Brian E. Frosh, the state's attorney general, said investigations continue into other companies involved in the development and implementation of the exchange.
"This company never delivered on what it promised, and, as a result, tens of millions of taxpayer dollars were wasted, and thousands of Marylanders suffered delays and frustration," Frosh said in a statement. "This settlement sends a message that the performance was unacceptable, and that those responsible will be held accountable."
Noridian will repay $20 million up front and make annual payments of $5 million over five years, under the settlement, signed by Frosh and Hogan, a Republican who used the issue to hammer his gubernatorial opponent, then-Lt. Gov. Anthony Brown, a Democrat and the state's point man on health reform.
Frosh said the settlement gives taxpayers a fair deal and avoids potentially costly and lengthy litigation that likely wouldn't have brought in more money even with a higher judgment because of "constraints on the company's finances."
Noridian Mutual Insurance Company, Noridian Healthcare's parent company, also agreed to guarantee $40 million of the settlement. The North Dakota-based insurer fired its CEO last year after losing $80 million, $50 million of which was attributed to Noridian Healthcare.
Of the other states that experienced technical difficulties, only Massachusetts appears to have publicly settled with a main contractor, paying the company, CGI, $35 million. Oregon, for example, remains in litigation with its main contractor and isn't likely to settle soon, according to David A. Friedman, associate professor of law at Willamette University College of Law in Salem, Ore.
Health Secretary Van T. Mitchell, who is also chairman of the exchange board of directors, recused himself from the vote and any settlement discussions with Noridian because he worked on behalf of the company as a lobbyist with Manis, Canning & Associates before being appointed this year by Hogan.
Carolyn Quattrocki, executive director of the exchange, said she was "very pleased to see the taxpayers recover the money spent on a system that didn't work."
She wouldn't comment on who else the state would pursue to recoup money.

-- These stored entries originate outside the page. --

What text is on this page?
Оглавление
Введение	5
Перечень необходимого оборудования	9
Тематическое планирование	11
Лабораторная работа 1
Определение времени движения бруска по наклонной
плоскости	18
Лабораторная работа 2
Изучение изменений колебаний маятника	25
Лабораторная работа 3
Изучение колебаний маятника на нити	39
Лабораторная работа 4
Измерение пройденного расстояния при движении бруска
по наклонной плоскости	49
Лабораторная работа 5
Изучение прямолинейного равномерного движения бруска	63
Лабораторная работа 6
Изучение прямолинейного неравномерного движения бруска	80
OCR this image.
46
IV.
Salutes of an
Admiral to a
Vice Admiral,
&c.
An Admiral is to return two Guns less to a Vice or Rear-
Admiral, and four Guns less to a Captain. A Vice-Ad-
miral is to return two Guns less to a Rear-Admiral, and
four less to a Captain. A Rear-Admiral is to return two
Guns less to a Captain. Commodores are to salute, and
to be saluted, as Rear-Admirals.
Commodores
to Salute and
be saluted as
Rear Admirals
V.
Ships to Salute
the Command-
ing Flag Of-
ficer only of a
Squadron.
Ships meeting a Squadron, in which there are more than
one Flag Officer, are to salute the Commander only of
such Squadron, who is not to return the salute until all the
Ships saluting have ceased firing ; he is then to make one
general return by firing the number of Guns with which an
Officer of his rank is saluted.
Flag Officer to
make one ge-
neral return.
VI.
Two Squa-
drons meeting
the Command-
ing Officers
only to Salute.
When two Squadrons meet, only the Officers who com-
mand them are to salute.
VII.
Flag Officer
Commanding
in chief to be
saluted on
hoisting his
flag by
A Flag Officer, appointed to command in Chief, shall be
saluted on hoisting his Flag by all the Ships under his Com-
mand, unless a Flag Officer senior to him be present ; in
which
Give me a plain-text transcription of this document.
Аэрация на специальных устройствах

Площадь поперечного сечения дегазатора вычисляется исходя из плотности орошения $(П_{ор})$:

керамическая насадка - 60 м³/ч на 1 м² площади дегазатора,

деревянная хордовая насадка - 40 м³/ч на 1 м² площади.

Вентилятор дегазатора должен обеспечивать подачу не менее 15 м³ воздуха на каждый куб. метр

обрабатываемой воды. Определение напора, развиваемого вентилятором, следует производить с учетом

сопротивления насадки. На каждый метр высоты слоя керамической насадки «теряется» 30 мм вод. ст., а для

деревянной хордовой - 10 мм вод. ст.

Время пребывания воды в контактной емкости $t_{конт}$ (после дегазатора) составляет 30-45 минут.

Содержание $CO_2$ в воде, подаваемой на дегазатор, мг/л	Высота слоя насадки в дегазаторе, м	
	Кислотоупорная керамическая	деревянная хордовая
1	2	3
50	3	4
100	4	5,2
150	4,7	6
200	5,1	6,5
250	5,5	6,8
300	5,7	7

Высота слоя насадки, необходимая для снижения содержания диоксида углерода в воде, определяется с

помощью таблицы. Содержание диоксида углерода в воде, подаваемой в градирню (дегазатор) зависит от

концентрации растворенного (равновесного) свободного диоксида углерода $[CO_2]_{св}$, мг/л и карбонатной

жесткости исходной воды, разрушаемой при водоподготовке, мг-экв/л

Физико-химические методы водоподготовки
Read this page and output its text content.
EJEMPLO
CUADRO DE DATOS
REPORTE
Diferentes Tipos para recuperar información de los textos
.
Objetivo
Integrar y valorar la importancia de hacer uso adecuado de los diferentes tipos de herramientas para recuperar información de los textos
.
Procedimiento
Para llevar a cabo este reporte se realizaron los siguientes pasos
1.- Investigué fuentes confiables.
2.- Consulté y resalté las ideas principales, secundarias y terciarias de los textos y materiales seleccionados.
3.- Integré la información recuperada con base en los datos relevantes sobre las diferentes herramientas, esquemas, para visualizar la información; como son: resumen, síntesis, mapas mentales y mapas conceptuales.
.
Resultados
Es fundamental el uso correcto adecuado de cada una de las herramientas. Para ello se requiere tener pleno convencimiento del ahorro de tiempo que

Officials from EngagePoint, a key subcontractor brought in by Noridian, didn't respond to a request for comment. IBM, whose software also was blamed for the troubles, still works with the state and had no comment.
Other critics of the exchange applauded the settlement.
"The bottom line is that obviously given the size of the settlement, Noridian realized that they didn't perform the way they were supposed to perform," said Rep. Andy Harris, a Baltimore County Republican who had called for a federal investigation into the mishaps at the exchange.
"Someone at the state was supposed to be overseeing Noridian. I still would like to know who was asleep at the switch," he said.
Rep. John K. Delaney, a Montgomery County Democrat who pushed to move to the federal exchange, said: "Our state's failure to manage this rollout — which cost our taxpayers tens of millions of dollars and prevented thousands of Marylanders from obtaining health insurance — was a painful lesson in government mismanagement and a national embarrassment."
Noel Isama, director of transparency and accountability with Common Cause Maryland, said the settlement doesn't address one problem that contributed to the collapse of the exchange: the lack of accountability in the procurement process, particularly when it comes to subcontractors.
The state legislature created a contracting system outside the state's normal process for the exchange, which then relied heavily on no-bid contracts to rebuild the website. Typically state contracts are reviewed and approved by the Board of Public Works, the exchange board was given freedom to award contracts without outside oversight.
"It is one of those things where I am glad some responsibility is being exercised," Isama said. "But at the end of the day for us, we have to make sure the citizens in Maryland are fully compensated for the debacle the exchange was. We want to make sure the settlement doesn't take the eye off the ball of the structural problems that that created this in the first place."